You've got quite a re-do on your hands.




| http:/www.circlegranchga.com
|
| "Rob Giordano (Crash)" wrote:
|
| > Show us the website, post the URL.
| >
| >
| > | > | Why is it that when I design a website on my computer it looks fine,
and
| > then
| > | when others view it from their computers it looks all out of line and
out
| > of
| > | whack?
| > |
| > | Can someone please help me a little with this? I appreciate it.
| > |
| > | Thanks
| >
| >
| >
 
I'm having a similar issue -- is there a standard screen size I should plan
for? If I'm using tables, how do I know what size to limit them to? Thanks!

Shannon
 
The size you design for depends on your audience, and your content.
Global stats show that 10% of users have screen resolutions of 800x600
or smaller.

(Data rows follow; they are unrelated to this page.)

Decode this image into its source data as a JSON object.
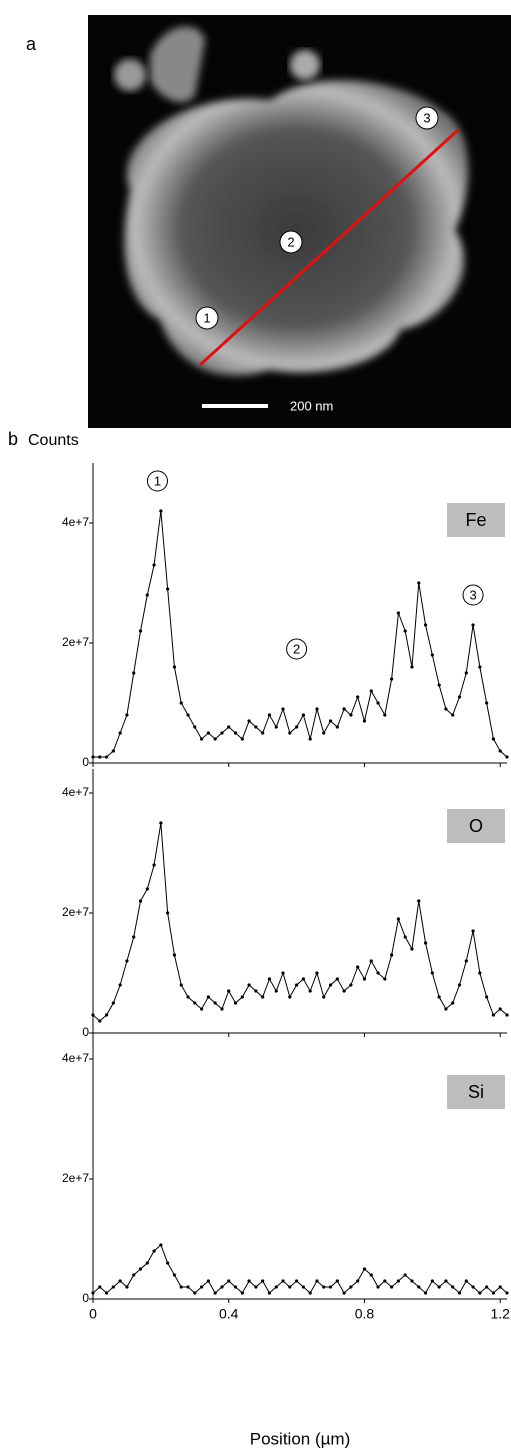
{
  "panel_a": {
    "label": "a",
    "scale_bar": "200 nm",
    "markers": [
      "1",
      "2",
      "3"
    ]
  },
  "panel_b": {
    "label": "b"
  },
  "chart_data": [
    {
      "type": "line",
      "ylabel": "Counts",
      "show_xtick_labels": false,
      "xlim": [
        0,
        1.22
      ],
      "ylim": [
        0,
        50000000.0
      ],
      "xticks": [
        0,
        0.4,
        0.8,
        1.2
      ],
      "yticks": [
        0,
        {
          "value": 20000000,
          "label": "2e+7"
        },
        {
          "value": 40000000,
          "label": "4e+7"
        }
      ],
      "annotations": [
        {
          "text": "1",
          "x": 0.19,
          "y": 47000000.0
        },
        {
          "text": "2",
          "x": 0.6,
          "y": 19000000.0
        },
        {
          "text": "3",
          "x": 1.12,
          "y": 28000000.0
        }
      ],
      "x": [
        0,
        0.02,
        0.04,
        0.06,
        0.08,
        0.1,
        0.12,
        0.14,
        0.16,
        0.18,
        0.2,
        0.22,
        0.24,
        0.26,
        0.28,
        0.3,
        0.32,
        0.34,
        0.36,
        0.38,
        0.4,
        0.42,
        0.44,
        0.46,
        0.48,
        0.5,
        0.52,
        0.54,
        0.56,
        0.58,
        0.6,
        0.62,
        0.64,
        0.66,
        0.68,
        0.7,
        0.72,
        0.74,
        0.76,
        0.78,
        0.8,
        0.82,
        0.84,
        0.86,
        0.88,
        0.9,
        0.92,
        0.94,
        0.96,
        0.98,
        1.0,
        1.02,
        1.04,
        1.06,
        1.08,
        1.1,
        1.12,
        1.14,
        1.16,
        1.18,
        1.2,
        1.22
      ],
      "series": [
        {
          "name": "Fe",
          "color": "#000000",
          "values": [
            1000000.0,
            1000000.0,
            1000000.0,
            2000000.0,
            5000000.0,
            8000000.0,
            15000000.0,
            22000000.0,
            28000000.0,
            33000000.0,
            42000000.0,
            29000000.0,
            16000000.0,
            10000000.0,
            8000000.0,
            6000000.0,
            4000000.0,
            5000000.0,
            4000000.0,
            5000000.0,
            6000000.0,
            5000000.0,
            4000000.0,
            7000000.0,
            6000000.0,
            5000000.0,
            8000000.0,
            6000000.0,
            9000000.0,
            5000000.0,
            6000000.0,
            8000000.0,
            4000000.0,
            9000000.0,
            5000000.0,
            7000000.0,
            6000000.0,
            9000000.0,
            8000000.0,
            11000000.0,
            7000000.0,
            12000000.0,
            10000000.0,
            8000000.0,
            14000000.0,
            25000000.0,
            22000000.0,
            16000000.0,
            30000000.0,
            23000000.0,
            18000000.0,
            13000000.0,
            9000000.0,
            8000000.0,
            11000000.0,
            15000000.0,
            23000000.0,
            16000000.0,
            10000000.0,
            4000000.0,
            2000000.0,
            1000000.0
          ]
        }
      ]
    },
    {
      "type": "line",
      "show_xtick_labels": false,
      "xlim": [
        0,
        1.22
      ],
      "ylim": [
        0,
        44000000.0
      ],
      "xticks": [
        0,
        0.4,
        0.8,
        1.2
      ],
      "yticks": [
        0,
        {
          "value": 20000000,
          "label": "2e+7"
        },
        {
          "value": 40000000,
          "label": "4e+7"
        }
      ],
      "x": [
        0,
        0.02,
        0.04,
        0.06,
        0.08,
        0.1,
        0.12,
        0.14,
        0.16,
        0.18,
        0.2,
        0.22,
        0.24,
        0.26,
        0.28,
        0.3,
        0.32,
        0.34,
        0.36,
        0.38,
        0.4,
        0.42,
        0.44,
        0.46,
        0.48,
        0.5,
        0.52,
        0.54,
        0.56,
        0.58,
        0.6,
        0.62,
        0.64,
        0.66,
        0.68,
        0.7,
        0.72,
        0.74,
        0.76,
        0.78,
        0.8,
        0.82,
        0.84,
        0.86,
        0.88,
        0.9,
        0.92,
        0.94,
        0.96,
        0.98,
        1.0,
        1.02,
        1.04,
        1.06,
        1.08,
        1.1,
        1.12,
        1.14,
        1.16,
        1.18,
        1.2,
        1.22
      ],
      "series": [
        {
          "name": "O",
          "color": "#000000",
          "values": [
            3000000.0,
            2000000.0,
            3000000.0,
            5000000.0,
            8000000.0,
            12000000.0,
            16000000.0,
            22000000.0,
            24000000.0,
            28000000.0,
            35000000.0,
            20000000.0,
            13000000.0,
            8000000.0,
            6000000.0,
            5000000.0,
            4000000.0,
            6000000.0,
            5000000.0,
            4000000.0,
            7000000.0,
            5000000.0,
            6000000.0,
            8000000.0,
            7000000.0,
            6000000.0,
            9000000.0,
            7000000.0,
            10000000.0,
            6000000.0,
            8000000.0,
            9000000.0,
            7000000.0,
            10000000.0,
            6000000.0,
            8000000.0,
            9000000.0,
            7000000.0,
            8000000.0,
            11000000.0,
            9000000.0,
            12000000.0,
            10000000.0,
            9000000.0,
            13000000.0,
            19000000.0,
            16000000.0,
            14000000.0,
            22000000.0,
            15000000.0,
            10000000.0,
            6000000.0,
            4000000.0,
            5000000.0,
            8000000.0,
            12000000.0,
            17000000.0,
            10000000.0,
            6000000.0,
            3000000.0,
            4000000.0,
            3000000.0
          ]
        }
      ]
    },
    {
      "type": "line",
      "show_xtick_labels": true,
      "xlabel": "Position (µm)",
      "xlim": [
        0,
        1.22
      ],
      "ylim": [
        0,
        44000000.0
      ],
      "xticks": [
        0,
        0.4,
        0.8,
        1.2
      ],
      "yticks": [
        0,
        {
          "value": 20000000,
          "label": "2e+7"
        },
        {
          "value": 40000000,
          "label": "4e+7"
        }
      ],
      "x": [
        0,
        0.02,
        0.04,
        0.06,
        0.08,
        0.1,
        0.12,
        0.14,
        0.16,
        0.18,
        0.2,
        0.22,
        0.24,
        0.26,
        0.28,
        0.3,
        0.32,
        0.34,
        0.36,
        0.38,
        0.4,
        0.42,
        0.44,
        0.46,
        0.48,
        0.5,
        0.52,
        0.54,
        0.56,
        0.58,
        0.6,
        0.62,
        0.64,
        0.66,
        0.68,
        0.7,
        0.72,
        0.74,
        0.76,
        0.78,
        0.8,
        0.82,
        0.84,
        0.86,
        0.88,
        0.9,
        0.92,
        0.94,
        0.96,
        0.98,
        1.0,
        1.02,
        1.04,
        1.06,
        1.08,
        1.1,
        1.12,
        1.14,
        1.16,
        1.18,
        1.2,
        1.22
      ],
      "series": [
        {
          "name": "Si",
          "color": "#000000",
          "values": [
            1000000.0,
            2000000.0,
            1000000.0,
            2000000.0,
            3000000.0,
            2000000.0,
            4000000.0,
            5000000.0,
            6000000.0,
            8000000.0,
            9000000.0,
            6000000.0,
            4000000.0,
            2000000.0,
            2000000.0,
            1000000.0,
            2000000.0,
            3000000.0,
            1000000.0,
            2000000.0,
            3000000.0,
            2000000.0,
            1000000.0,
            3000000.0,
            2000000.0,
            3000000.0,
            1000000.0,
            2000000.0,
            3000000.0,
            2000000.0,
            3000000.0,
            2000000.0,
            1000000.0,
            3000000.0,
            2000000.0,
            2000000.0,
            3000000.0,
            1000000.0,
            2000000.0,
            3000000.0,
            5000000.0,
            4000000.0,
            2000000.0,
            3000000.0,
            2000000.0,
            3000000.0,
            4000000.0,
            3000000.0,
            2000000.0,
            1000000.0,
            3000000.0,
            2000000.0,
            3000000.0,
            2000000.0,
            1000000.0,
            3000000.0,
            2000000.0,
            1000000.0,
            2000000.0,
            1000000.0,
            2000000.0,
            1000000.0
          ]
        }
      ]
    }
  ]
}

But, and it's a big "but", screen resolution only sets the
MAXIMUM size of the browser window - lots of users have their browsers
open in small windows, especially those with high resolution or wide
screens.
I design for browsers opened to 800x600 - which means a maximum usable
width of 760 pixels (allowing for scrollbars and chrome). This is
acceptable on browsers opened to 1280x1024, but looks a little lost in
larger sizes (but who uses a browser wider than 1280px? - 1 or 2
percent, perhaps.)

Also bear in mind that long lines of text are difficult to read. I find
lines longer than 500px get uncomfortable, unless the text is large.
--
Ron Symonds - Microsoft MVP (FrontPage)
Reply only to group - emails will be deleted unread.

http://www.rxs-enterprises.org/fp

FrontPage Support: http://www.frontpagemvps.com/
 
It appears you are using images for everything, instead of any text. Why?
This will be a serious download time issue for many people.